Flashes of memories, dangerous and dark, flitted through his mind as they always did when the stressors of life, of things he couldn’t control eroded his control. He forced them away, but they stuck like barbs of shrapnel, digging in and demanding his attention.

“I see,” she said. “Then you must go.”

He avoided her gaze as he slipped his coat on. But she didn’t see. She couldn’t. If she knew what moved in him during the dark hours, what he dreamed of when his control slipped. “These cases can take many hours to sort through. I do not know when I will be back.”

She nodded and put a hand on his arm to stop him before he turned away. “Don’t forget, I chose this, Graham. I chose you,” she said, soothing and quietly fierce.

For a heartbeat, the urge to reach for her was overwhelming. He wanted to touch her with reverence, to lay his terrors at her feet—but the moment he let himself want, the darkness nipped at his heels.He had to get away from her.

He paused at the landing, unable to look back, unable to do anything but run. “Sleep well, Abigail.”

Her answer followed him, unwavering. “I’ll be here when you come home.”

Outside, the night air bit at his face. No carriage waited—he hadn’t actually summoned one. The lie did not extend to the details.

Graham stood on the steps of his own home, staring out at the darkened street. Behind him lay warmth, connection, the beginning of something he’d never dared to want. Before him, only the familiar emptiness of night.
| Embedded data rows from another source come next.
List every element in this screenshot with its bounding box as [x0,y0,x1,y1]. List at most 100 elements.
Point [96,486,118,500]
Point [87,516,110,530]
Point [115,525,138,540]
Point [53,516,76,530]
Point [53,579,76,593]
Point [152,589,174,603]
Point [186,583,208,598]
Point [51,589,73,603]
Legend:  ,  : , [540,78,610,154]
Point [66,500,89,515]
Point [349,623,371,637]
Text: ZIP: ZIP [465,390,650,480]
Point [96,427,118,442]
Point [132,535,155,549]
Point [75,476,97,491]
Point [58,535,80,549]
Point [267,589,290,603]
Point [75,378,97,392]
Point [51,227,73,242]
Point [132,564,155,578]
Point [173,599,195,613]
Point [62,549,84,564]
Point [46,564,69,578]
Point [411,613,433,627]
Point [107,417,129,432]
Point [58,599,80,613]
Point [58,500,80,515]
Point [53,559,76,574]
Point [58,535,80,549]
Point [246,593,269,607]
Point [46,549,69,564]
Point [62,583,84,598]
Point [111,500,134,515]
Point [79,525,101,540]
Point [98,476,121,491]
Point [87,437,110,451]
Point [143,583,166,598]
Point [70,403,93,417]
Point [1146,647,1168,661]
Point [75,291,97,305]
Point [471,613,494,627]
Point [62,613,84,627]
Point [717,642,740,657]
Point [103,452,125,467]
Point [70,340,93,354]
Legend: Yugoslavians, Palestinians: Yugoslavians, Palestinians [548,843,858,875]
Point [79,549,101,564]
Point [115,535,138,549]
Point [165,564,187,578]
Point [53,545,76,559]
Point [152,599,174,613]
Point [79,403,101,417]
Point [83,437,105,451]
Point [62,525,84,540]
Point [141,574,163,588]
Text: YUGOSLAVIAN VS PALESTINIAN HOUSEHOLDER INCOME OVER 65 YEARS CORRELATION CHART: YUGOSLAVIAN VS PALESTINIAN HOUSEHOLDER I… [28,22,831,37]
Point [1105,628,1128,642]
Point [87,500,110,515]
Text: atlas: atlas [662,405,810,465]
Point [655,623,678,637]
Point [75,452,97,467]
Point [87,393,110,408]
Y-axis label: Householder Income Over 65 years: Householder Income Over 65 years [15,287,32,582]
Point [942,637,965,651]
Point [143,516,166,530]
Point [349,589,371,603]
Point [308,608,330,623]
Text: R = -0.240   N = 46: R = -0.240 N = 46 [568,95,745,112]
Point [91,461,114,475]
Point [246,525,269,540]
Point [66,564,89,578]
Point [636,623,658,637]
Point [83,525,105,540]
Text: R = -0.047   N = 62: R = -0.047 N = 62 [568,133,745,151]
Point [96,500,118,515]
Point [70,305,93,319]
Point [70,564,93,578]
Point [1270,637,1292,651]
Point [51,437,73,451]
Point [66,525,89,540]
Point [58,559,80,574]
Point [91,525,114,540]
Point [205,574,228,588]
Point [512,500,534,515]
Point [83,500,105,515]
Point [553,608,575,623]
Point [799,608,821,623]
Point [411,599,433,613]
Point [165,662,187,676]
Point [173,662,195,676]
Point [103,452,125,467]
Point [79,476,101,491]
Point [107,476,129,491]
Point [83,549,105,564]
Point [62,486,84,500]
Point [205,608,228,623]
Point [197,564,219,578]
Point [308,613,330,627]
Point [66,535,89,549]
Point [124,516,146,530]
He could turn back. Climb the stairs. Open her door. Take the life she was offering. Try, as he’d promised, to be the man she believed in.

Instead, he descended the remaining steps and set off toward St. Bartholomew’s. The hospital would welcome him, as it always did. Blood and bone asked no questions, demanded no vulnerability.

The streets of London swallowed him, indifferent to the war raging within.